The move from statistical, phrase-based machine
translation to neural networks has yielded significant improvements in overall
quality. But neural machine translation is even more dependent on huge sets of
training data than its predecessor models. And since the biggest bilingual
datasets available are from official translations of government documents and
religious texts, these algorithms have a pitifully low exposure to humour,
wordplay and non-verbal expression.
Most disturbingly, neural machine translation often
doesn't confess its mistakes. Rather, like an ill-prepared schoolchild, it
tries to fudge through them. When Google Translate started offering biblical
prophesies in exchange for junk input, experts attributed the errors to neural
networks' preference for fluency over accuracy.
These “false positives” are far more insidious than
clumsier and more obvious mistakes, as audiences in the target language might
never realize a glitch has occurred and might attribute the outlandishness of
the renegade translation to the original text itself.
3. Listen up, bots
The challenges above make it difficult enough to perform
machine translation on a piece of static text.
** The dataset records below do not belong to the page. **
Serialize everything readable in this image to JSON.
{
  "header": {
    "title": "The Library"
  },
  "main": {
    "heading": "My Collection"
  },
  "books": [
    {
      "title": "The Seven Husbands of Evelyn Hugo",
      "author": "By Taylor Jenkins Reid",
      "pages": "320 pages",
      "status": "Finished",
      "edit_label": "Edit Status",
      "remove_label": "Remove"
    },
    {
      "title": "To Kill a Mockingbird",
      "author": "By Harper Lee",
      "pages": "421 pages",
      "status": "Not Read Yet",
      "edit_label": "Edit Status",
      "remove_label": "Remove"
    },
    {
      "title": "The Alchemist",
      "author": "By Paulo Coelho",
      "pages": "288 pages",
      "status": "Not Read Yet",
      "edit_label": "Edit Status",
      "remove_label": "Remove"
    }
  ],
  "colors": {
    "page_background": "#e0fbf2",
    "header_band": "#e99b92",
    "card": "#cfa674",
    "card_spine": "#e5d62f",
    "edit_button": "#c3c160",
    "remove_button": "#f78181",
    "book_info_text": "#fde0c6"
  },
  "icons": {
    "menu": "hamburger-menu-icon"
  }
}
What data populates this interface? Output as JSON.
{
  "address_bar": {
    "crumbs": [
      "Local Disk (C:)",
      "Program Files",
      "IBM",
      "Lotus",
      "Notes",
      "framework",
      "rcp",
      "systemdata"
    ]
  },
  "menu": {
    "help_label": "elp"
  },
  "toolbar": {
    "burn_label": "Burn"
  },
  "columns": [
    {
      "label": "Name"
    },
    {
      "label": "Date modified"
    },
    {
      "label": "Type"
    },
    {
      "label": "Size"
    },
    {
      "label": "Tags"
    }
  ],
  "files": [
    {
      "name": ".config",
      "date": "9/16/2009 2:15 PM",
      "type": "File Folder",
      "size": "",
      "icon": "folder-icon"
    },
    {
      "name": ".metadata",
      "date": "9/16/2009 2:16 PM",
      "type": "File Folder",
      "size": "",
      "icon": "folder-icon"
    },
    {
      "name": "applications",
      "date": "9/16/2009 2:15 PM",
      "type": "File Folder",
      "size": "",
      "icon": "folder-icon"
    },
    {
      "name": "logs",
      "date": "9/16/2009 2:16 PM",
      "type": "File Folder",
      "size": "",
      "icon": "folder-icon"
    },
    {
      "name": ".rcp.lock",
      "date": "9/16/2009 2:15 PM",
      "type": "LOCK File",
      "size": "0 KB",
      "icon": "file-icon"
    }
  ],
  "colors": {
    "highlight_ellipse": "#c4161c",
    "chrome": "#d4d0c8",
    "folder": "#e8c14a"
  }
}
Asking a computer to interpret
live speech simultaneously adds several layers of complexity, the most obvious
being automatic speech recognition (ASR).
Yes, Siri, Alexa and their ilk seem to be pretty
competent conversationalists these days. But your witty repartee with robots is
typically constrained to a narrow set of contexts and conditions: short,
command-based interactions involving a finite vocabulary in a controlled
environment. Most live conferences and business discussions, on the other hand,
feature speech that is spontaneous, continuous and highly context-dependent -
traits that send the error rate of most ASR programs through the roof.
Hilarious and humiliating examples abound. Giving a
speech in Beijing earlier this year, hedge fund guru Ray Dalio reflected on his
mis-forecasts as a young trader.
“How arrogant!" he thundered to the crowd. "How
could I be so arrogant?"
The real-time subtitling program valiantly struggled to
render his rhetorical device.
"How?" the subtitles asked. "Aragon, I
looked at myself and i".
Recent advances in the field are promising, and many
experts predict that the word error rate of ASR software will reach parity with
human transcribers in the near future. Not all word errors are the same,
though. Fudging “alright” into “ all right” might be an inconsequential
mistake, while confusing “today” with “Tuesday” would likely cause a
substantial mix-up. Even with fewer word errors, machines remain far more
likely than humans to commit semantic errors that misrepresent the intended
meaning of a speech.
Not a human, not yet a robot
Humans have long made a pastime of reflecting on our
perceived superiority - over animals, over each other and more recently over
machines. It's a dark pastime, to be sure, and an inevitably foolish one.
I don't doubt that the day may come when computers
develop a human-like command of our natural languages. I don't doubt that one
day interpreters and translators, along with copywriters, editors, radio hosts
and other professionals in the language economy, may find their jobs on the
robot's chopping block.
But that day is further away than most people think.
Language work - always part art, part science - is surprisingly defensible
against these early iterations of AI.
Like so many other industries, we language professionals
should focus our attention on using AI/NLP technologies to increase the
efficiency, quality and cost-competitiveness of our labour. Computer-assisted
translation tools are already widely used among text translators, and while
many bristle at the suggestion, no doubt simultaneous interpreters could
benefit from some combination of speech recognition and translation memory
technology. For the foreseeable future, at least, these tools would serve as a
complement, not an alternative, to human output.
And as long as there are humans in the interpreter's
booth, let's have the decency to give them the credit they deserve.